Industry’s most powerful universal SoC debug environment

1 min read

UltraSoC and Lauterbach have collaborated to create the industry’s most powerful, fully-featured independent system-on-chip (SoC) development and debug environment. The partnership brings together Lauterbach’s TRACE32 integrated, universal development system and UltraSoC’s on-chip debug and analytics IP, to ease the work of engineering teams creating advanced SoCs used in industries as diverse as mobile communications, automotive and the IoT.

The complexity of today’s silicon chips makes it difficult to understand the behaviour of the complete system. This can lead to chips that do not deliver the expected performance, or contain hard-to-find bugs, leading to extra engineering costs, products that miss their market window, and field failures.

TRACE32 is a set of modular embedded development tools with integrated debug environments that is claimed to support all of the processor architectures commonly used in the market today. UltraSoC’s IP works inside the SoC itself, monitoring and analysing the real-world behaviour of any on-chip structure. TRACE32 and UltraSoC’s IP are said to give design teams complete visibility of the real-world behaviour of their devices – vital in the debugging process which can consume up to half of the total development effort for a typical SoC.

Norbert Weiss, head of sales and marketing at Lauterbach, said: “This integration allows users of our tools to gain an intimate understanding of the behaviour of the whole of the SoC, including all the on-chip structures such as busses and custom logic, in addition to our existing support for all of the common embedded processors.”

TRACE32 debug tools are claimed to provide quick, effective debugging for more than 80 processor architectures, with full support for the entire debug process, including run control, OS-support, multicore debugging and on-chip trace. The debugger supports multiple programming languages, most compilers and hosts, and a variety of multicore architectures. Interfacing the UltraSoC on-chip debug and analytics fabric with TRACE32 gives users control over the debug features of UltraSoC’s silicon IP, and access to the information generated by the company’s range of on-chip monitors and analytics engines.

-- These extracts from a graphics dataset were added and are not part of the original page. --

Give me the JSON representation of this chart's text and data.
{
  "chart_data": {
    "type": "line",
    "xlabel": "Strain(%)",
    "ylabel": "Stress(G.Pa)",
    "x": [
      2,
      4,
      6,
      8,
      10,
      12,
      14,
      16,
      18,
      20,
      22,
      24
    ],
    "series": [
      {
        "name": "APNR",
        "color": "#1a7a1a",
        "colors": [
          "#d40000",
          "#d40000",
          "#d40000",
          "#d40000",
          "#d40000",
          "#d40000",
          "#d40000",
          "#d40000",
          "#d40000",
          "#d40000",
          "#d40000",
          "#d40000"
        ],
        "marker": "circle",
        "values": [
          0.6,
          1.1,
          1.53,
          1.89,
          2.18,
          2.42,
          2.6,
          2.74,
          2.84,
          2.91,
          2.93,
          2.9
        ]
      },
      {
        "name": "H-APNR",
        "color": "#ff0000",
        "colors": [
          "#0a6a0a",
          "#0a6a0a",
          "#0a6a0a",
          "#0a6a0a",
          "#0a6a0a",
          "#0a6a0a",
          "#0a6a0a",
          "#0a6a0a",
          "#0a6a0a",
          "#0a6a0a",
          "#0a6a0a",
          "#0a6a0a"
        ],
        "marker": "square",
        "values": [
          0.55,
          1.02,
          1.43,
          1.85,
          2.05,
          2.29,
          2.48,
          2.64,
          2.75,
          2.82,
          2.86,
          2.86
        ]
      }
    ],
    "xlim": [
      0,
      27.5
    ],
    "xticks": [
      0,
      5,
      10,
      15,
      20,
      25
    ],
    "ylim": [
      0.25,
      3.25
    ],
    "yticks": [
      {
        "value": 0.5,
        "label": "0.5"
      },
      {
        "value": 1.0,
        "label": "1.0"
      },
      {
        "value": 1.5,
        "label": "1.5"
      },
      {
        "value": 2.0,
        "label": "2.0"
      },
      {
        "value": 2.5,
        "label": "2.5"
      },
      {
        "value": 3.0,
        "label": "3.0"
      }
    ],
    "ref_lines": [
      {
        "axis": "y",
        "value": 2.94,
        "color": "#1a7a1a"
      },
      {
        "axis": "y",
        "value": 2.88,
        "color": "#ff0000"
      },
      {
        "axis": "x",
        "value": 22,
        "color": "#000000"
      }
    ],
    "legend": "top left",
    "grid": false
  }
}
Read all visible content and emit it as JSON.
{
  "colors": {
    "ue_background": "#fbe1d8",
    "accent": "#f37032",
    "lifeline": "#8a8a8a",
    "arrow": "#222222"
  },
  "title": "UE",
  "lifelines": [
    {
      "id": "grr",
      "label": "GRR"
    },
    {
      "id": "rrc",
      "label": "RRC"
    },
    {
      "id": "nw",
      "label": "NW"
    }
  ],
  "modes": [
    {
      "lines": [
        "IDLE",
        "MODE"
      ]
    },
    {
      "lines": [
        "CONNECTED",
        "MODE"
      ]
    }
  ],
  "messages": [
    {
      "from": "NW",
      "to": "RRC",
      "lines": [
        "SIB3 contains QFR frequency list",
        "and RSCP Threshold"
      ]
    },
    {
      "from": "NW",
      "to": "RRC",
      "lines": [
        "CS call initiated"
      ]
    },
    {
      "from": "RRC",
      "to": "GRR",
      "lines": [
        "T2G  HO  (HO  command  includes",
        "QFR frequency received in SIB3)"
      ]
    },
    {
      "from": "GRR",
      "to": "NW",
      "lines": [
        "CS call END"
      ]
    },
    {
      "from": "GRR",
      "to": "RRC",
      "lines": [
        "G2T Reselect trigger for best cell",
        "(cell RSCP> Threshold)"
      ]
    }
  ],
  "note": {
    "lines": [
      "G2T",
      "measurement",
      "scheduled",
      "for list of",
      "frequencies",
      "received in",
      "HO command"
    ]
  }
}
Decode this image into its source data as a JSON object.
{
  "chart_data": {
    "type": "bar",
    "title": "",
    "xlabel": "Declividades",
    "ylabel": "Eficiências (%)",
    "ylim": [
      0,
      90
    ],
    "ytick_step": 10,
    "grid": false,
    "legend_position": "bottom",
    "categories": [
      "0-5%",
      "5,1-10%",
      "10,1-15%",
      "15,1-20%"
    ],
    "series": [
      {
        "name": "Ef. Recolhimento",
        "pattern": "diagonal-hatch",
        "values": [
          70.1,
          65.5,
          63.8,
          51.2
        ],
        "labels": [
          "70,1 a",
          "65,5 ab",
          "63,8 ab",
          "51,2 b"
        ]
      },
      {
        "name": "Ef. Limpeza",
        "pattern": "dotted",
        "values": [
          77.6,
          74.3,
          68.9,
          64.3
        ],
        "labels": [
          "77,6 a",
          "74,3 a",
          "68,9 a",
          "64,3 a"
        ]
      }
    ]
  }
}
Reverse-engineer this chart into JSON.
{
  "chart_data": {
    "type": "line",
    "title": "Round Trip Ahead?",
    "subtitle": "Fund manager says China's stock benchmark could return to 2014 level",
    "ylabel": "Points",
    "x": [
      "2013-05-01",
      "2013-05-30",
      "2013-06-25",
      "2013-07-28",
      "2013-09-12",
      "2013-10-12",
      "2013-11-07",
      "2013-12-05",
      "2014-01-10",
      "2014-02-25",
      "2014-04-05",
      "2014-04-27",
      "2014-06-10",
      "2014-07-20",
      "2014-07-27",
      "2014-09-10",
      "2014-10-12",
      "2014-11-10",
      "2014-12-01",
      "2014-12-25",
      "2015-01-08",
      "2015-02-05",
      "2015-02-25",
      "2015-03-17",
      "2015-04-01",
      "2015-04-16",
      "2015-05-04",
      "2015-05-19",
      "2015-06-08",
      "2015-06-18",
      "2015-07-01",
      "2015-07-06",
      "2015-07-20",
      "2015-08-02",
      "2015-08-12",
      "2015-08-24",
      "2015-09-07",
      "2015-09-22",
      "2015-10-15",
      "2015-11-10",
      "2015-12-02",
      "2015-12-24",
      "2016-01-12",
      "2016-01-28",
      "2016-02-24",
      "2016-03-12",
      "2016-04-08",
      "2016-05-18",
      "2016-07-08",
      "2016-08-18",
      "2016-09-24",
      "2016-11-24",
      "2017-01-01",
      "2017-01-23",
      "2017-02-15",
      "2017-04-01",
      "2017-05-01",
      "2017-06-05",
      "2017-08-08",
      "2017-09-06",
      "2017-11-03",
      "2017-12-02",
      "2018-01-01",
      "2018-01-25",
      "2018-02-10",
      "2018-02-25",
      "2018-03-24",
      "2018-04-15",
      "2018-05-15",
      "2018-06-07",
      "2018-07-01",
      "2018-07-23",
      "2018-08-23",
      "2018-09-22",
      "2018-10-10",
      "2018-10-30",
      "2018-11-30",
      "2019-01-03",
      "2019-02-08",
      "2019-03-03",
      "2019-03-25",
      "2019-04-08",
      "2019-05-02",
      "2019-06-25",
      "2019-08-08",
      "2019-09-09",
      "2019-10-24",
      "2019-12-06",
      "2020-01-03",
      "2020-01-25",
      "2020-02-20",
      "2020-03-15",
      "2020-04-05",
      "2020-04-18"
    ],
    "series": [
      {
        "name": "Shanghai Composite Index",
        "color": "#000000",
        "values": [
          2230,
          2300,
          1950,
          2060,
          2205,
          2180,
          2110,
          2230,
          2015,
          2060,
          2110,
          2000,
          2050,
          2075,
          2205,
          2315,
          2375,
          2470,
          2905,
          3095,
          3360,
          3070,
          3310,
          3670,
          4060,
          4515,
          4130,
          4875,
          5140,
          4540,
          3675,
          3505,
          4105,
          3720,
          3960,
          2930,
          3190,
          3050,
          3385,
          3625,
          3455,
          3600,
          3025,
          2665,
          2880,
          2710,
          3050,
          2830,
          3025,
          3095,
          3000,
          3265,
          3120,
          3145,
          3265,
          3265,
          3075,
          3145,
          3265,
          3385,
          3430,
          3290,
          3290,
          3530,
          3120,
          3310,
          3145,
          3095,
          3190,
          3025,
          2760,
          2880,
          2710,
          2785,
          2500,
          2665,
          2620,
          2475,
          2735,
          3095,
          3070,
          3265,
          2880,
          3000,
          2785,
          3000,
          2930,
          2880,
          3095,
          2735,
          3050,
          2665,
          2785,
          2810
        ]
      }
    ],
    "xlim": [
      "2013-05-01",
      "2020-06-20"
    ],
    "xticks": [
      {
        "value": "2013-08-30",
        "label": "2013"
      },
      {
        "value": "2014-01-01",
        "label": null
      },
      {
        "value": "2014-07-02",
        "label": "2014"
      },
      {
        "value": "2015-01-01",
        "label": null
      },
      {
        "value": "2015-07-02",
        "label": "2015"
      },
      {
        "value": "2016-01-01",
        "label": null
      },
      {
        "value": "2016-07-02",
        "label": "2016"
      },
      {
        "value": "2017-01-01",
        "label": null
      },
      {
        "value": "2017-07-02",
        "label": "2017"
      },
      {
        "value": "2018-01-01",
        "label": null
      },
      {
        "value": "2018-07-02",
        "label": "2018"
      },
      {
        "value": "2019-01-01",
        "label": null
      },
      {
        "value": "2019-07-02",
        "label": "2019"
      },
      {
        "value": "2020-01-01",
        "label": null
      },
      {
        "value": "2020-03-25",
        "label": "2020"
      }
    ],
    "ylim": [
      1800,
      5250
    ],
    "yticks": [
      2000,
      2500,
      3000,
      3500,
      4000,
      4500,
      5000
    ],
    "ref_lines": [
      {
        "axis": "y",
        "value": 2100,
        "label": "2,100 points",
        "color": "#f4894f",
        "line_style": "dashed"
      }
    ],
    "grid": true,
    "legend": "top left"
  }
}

As well as connecting externally with the debug host, the UltraSoC architecture includes an on-chip message-based interconnect, and allows monitoring of third party processor cores, buses or custom logic blocks. This ability to create a holistic, overarching development and analytics solution is key to solving the problems posed by heterogeneous multi-core SoCs running complex software.

Rupert Baines, UltraSoC CEO, said: “Both companies are committed to the concept of offering embedded designers a comprehensive range of high-quality IP-vendor-independent tools that they can use in developing their SoCs.”